- IATA: none; ICAO: none; FAA LID: 5G0;

Summary
- Airport type: Public
- Owner: LeRoy Aviation Services Inc
- Serves: Le Roy, New York
- Elevation AMSL: 780 ft / 238 m
- Coordinates: 42°58′53″N 077°56′15″W﻿ / ﻿42.98139°N 77.93750°W

Map
- 5G0 Location of airport in New York5G05G0 (the United States)

Runways
| Direction | Length |  | Surface |
| ft | m |
| 10/28 | 3,854 | 1,175 | Asphalt |

Statistics (1954)
- Aircraft operations: 14,268
- Based aircraft: 29
- Source: Federal Aviation Administration

= Le Roy Airport =

Le Roy Airport is a public use airport in Genesee County, New York, United States. It is located two nautical miles (3.7 km) east of the central business district of the Le Roy, a village in the Town of Le Roy. According to the FAA's National Plan of Integrated Airport Systems for 2007–2011, it is categorized as a reliever airport.

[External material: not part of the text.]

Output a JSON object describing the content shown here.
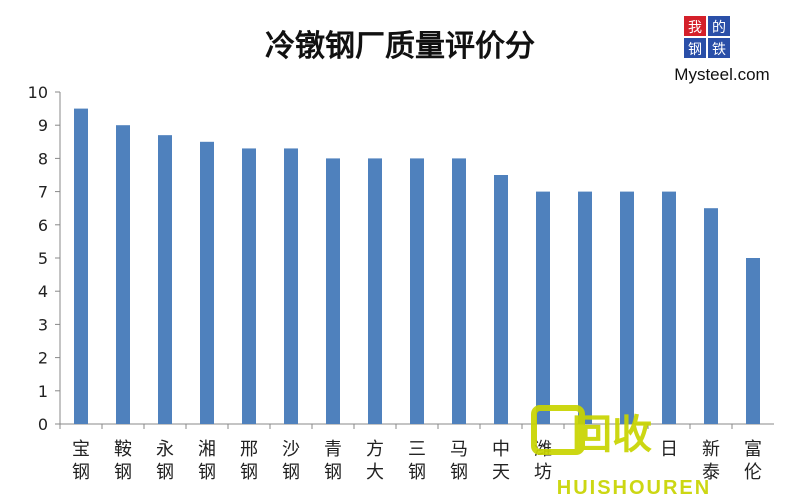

Although most U.S. airports use the same three-letter location identifier for the FAA and IATA, this airport is assigned 5G0 by the FAA but has no designation from the IATA.

On Sunday, October 27, 2019, at approximately 3PM, four people were injured when a single-engine Beechcraft Bonanza crashed on takeoff from the airport.

== Facilities and aircraft ==
Le Roy Airport covers an area of 83 acre at an elevation of 780 feet (238 m) above mean sea level. It has one runway designated 10/28 with an asphalt surface measuring 3854 by 60 feet (1175 x 18 m).

For the 12-month period ending June 22, 2006, the airport had 14,268 aircraft operations, an average of 39 per day: 98% general aviation, 1% air taxi and 1% military. At that time there were 19 aircraft based at this airport: 100% single-engine.